Learn how you can Unlock Limitless Customer Lifetime Value with CleverTap’s All-in-One Customer Engagement Platform.
As we ventured into in-app notifications for our customers, we decided to render pure HTML and CSS inside Android’s WebView, iOS’ UIWebView, and Windows’ WebView.
This would allow our customers to send rich in-app notifications that blend perfectly with their app’s user interface.

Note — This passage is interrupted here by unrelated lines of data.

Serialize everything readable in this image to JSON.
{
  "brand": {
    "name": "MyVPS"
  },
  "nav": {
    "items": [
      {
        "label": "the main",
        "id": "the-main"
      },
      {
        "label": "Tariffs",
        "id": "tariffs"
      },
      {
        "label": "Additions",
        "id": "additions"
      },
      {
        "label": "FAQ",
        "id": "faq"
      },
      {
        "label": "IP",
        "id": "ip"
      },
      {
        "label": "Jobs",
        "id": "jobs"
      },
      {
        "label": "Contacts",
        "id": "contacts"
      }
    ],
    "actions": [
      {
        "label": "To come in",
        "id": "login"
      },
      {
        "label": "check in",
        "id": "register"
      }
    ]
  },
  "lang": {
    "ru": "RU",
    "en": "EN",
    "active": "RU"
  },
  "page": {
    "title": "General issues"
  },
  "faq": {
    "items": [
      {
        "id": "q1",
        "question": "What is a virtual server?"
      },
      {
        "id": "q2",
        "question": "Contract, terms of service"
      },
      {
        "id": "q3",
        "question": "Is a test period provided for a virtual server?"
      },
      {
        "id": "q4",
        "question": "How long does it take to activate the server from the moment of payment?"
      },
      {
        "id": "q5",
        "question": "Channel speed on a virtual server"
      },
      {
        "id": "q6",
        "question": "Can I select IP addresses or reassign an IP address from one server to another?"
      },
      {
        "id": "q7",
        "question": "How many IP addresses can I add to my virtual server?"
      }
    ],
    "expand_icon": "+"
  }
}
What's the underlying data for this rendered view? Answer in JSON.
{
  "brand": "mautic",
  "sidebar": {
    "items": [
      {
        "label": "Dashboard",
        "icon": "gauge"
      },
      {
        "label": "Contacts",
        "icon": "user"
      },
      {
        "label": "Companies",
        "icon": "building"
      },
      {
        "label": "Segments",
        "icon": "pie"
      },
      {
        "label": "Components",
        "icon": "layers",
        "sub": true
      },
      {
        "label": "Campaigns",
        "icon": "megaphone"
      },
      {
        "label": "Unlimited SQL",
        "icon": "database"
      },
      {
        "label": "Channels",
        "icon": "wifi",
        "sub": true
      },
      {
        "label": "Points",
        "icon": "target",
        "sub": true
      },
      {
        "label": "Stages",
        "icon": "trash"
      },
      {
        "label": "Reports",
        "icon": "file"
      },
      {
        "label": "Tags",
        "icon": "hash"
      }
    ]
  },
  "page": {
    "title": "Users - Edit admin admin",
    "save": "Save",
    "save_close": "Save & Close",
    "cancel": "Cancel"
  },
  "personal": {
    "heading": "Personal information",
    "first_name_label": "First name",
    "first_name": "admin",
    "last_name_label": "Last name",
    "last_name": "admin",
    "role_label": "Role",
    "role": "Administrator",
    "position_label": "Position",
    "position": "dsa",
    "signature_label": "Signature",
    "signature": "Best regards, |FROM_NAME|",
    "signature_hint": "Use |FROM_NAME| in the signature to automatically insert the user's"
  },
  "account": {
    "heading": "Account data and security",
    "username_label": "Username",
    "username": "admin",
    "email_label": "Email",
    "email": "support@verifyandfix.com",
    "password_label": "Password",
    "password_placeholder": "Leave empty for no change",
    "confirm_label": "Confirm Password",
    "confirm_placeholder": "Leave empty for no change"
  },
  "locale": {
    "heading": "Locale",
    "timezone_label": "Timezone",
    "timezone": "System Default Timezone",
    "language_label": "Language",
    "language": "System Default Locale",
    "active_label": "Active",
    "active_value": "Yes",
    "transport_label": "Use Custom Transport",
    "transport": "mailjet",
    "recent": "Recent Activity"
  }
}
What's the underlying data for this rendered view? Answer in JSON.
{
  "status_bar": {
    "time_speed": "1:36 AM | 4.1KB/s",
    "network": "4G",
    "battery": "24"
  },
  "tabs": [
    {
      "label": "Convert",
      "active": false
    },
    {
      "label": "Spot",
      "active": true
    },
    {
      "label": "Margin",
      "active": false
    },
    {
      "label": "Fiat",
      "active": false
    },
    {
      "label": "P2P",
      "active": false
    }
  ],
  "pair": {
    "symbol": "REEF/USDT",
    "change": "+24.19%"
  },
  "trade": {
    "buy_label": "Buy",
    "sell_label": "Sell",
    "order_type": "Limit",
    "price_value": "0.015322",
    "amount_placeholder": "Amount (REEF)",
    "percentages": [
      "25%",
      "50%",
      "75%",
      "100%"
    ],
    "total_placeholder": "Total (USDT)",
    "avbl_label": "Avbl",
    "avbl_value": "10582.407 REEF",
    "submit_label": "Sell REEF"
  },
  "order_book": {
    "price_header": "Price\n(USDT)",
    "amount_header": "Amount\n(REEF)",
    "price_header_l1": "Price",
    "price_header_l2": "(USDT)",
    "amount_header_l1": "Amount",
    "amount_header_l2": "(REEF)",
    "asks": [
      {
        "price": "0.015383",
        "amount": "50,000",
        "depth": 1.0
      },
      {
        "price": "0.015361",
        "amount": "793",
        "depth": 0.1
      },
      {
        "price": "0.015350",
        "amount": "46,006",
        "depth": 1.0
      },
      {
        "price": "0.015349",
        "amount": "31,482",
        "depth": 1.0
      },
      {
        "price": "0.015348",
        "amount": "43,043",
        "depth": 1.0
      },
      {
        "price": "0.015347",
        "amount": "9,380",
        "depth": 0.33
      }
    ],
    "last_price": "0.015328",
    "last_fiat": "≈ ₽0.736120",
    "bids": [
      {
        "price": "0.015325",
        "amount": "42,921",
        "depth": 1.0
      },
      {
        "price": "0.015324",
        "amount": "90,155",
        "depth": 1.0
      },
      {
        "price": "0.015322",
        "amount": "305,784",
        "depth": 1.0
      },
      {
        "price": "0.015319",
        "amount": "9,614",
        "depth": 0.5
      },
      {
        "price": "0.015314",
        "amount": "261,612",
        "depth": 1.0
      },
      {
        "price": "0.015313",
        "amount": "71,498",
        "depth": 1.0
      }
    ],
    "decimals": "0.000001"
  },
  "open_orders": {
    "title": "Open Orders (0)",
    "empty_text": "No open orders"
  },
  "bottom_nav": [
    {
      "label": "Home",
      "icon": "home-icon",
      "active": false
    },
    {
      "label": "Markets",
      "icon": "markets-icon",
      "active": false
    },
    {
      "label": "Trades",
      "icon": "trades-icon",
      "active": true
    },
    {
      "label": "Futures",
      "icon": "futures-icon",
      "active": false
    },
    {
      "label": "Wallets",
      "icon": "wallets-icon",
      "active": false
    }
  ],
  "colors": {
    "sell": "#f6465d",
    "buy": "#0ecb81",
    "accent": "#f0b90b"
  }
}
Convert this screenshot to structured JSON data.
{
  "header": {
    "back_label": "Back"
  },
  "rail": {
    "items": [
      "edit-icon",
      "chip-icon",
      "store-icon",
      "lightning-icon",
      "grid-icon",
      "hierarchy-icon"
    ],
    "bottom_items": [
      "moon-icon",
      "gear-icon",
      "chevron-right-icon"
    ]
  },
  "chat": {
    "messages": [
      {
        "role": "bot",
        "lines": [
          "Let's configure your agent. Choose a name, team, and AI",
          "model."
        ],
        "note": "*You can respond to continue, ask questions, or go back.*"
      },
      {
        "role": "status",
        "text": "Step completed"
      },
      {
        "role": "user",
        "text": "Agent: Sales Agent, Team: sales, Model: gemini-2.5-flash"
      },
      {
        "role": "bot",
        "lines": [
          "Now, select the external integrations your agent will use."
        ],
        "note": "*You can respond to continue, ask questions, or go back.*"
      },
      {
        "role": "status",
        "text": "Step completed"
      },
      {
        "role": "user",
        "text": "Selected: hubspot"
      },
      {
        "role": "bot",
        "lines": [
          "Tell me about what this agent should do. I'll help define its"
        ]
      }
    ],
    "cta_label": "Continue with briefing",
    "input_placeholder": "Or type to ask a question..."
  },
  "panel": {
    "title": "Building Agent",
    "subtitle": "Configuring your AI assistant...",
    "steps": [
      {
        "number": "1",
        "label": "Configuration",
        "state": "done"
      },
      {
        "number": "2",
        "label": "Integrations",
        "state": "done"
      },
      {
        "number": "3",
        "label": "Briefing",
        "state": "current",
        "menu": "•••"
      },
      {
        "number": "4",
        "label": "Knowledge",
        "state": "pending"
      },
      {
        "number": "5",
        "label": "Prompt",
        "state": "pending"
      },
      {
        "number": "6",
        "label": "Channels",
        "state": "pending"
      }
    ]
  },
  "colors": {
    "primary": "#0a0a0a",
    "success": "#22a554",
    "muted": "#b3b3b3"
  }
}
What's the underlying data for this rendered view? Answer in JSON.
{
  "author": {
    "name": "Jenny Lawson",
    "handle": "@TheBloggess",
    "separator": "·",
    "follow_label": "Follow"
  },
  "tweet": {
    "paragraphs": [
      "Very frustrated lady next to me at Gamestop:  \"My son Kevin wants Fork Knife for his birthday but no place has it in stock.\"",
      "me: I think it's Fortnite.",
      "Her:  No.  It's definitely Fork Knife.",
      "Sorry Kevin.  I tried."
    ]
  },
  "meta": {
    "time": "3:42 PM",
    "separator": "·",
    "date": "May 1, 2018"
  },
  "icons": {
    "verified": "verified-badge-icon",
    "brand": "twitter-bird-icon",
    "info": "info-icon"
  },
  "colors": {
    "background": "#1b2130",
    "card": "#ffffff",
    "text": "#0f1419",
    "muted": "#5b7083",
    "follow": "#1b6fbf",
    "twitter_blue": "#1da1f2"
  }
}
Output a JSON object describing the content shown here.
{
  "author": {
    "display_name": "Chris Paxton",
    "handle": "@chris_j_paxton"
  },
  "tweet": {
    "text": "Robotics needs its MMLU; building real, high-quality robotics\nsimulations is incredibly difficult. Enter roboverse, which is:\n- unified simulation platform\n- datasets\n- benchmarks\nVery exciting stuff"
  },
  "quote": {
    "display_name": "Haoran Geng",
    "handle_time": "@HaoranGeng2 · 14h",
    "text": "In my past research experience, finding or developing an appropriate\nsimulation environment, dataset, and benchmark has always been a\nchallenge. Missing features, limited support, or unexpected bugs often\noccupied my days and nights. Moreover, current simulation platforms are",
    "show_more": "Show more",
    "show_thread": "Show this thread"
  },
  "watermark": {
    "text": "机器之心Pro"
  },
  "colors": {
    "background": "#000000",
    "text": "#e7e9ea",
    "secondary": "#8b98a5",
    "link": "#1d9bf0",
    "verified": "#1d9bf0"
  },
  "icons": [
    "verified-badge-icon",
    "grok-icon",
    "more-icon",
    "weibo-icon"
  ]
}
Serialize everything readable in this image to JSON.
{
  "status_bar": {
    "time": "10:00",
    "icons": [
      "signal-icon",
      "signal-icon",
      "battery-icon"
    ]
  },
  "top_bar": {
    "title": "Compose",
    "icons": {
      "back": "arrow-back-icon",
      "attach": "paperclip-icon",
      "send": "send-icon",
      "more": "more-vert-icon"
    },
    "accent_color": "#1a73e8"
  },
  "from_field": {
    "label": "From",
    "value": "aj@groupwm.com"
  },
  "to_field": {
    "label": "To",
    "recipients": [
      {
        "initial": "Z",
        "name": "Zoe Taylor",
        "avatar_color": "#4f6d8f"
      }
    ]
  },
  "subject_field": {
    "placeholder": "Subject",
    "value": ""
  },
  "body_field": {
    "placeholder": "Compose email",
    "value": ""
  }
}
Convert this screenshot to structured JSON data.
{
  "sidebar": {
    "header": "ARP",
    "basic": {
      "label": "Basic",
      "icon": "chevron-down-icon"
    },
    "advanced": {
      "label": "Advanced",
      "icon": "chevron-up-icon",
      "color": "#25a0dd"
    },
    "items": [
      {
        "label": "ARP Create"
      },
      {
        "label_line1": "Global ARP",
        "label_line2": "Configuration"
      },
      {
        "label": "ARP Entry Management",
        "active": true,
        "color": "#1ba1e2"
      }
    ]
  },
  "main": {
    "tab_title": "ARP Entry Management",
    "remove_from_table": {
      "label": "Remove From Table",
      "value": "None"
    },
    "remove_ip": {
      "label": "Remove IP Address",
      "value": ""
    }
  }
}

This was a breeze on Windows and iOS. On Android, it posed one biting issue: the WebView could not understand the following HTML meta tag:
<meta name="viewport" content="width=device-width, user-scalable=no" />
The tag above has been taken verbatim from the Android developer documentation.
The expected behavior after using the above, is for the WebView to give it’s content the height and width of the WebView itself. However, this does not seem to be the case:
D/webviewglue: nativeDestroy view: 0xb8f66f80
On 4.4.2 (KitKat), you’ll see some really strange stuff:
W/AwContents: nativeOnDraw failed; clearing to background color. E/eglCodecCommon: glUtilsParamSize: unknow param 0x00000b44 E/eglCodecCommon: glUtilsParamSize: unknow param 0x00000bd0 ... E/eglCodecCommon: **** ERROR unknown type 0x0 (glSizeof,72) E/eglCodecCommon: glUtilsParamSize: unknow param 0x00000b44 E/eglCodecCommon: glUtilsParamSize: unknow param 0x00000bd0 ...
Out of all those lines, the one that seems to have people talking all over the internet is “nativeOnDraw failed; clearing to background color“.
To make this more compelling, applying the following CSS style didn’t help either:
body { height: 100%; width: 100%; }
We had to dynamically inject some CSS into the <head></head> part of the incoming HTML.
Since we were calculating the size of the WebView, we had to specify this size in CSS too. Don’t consider using scaled pixels, as the WebView will take care of that itself (in the content):
body { height: 500px; width: 200px; }
And voila! We have consistency across all Android versions!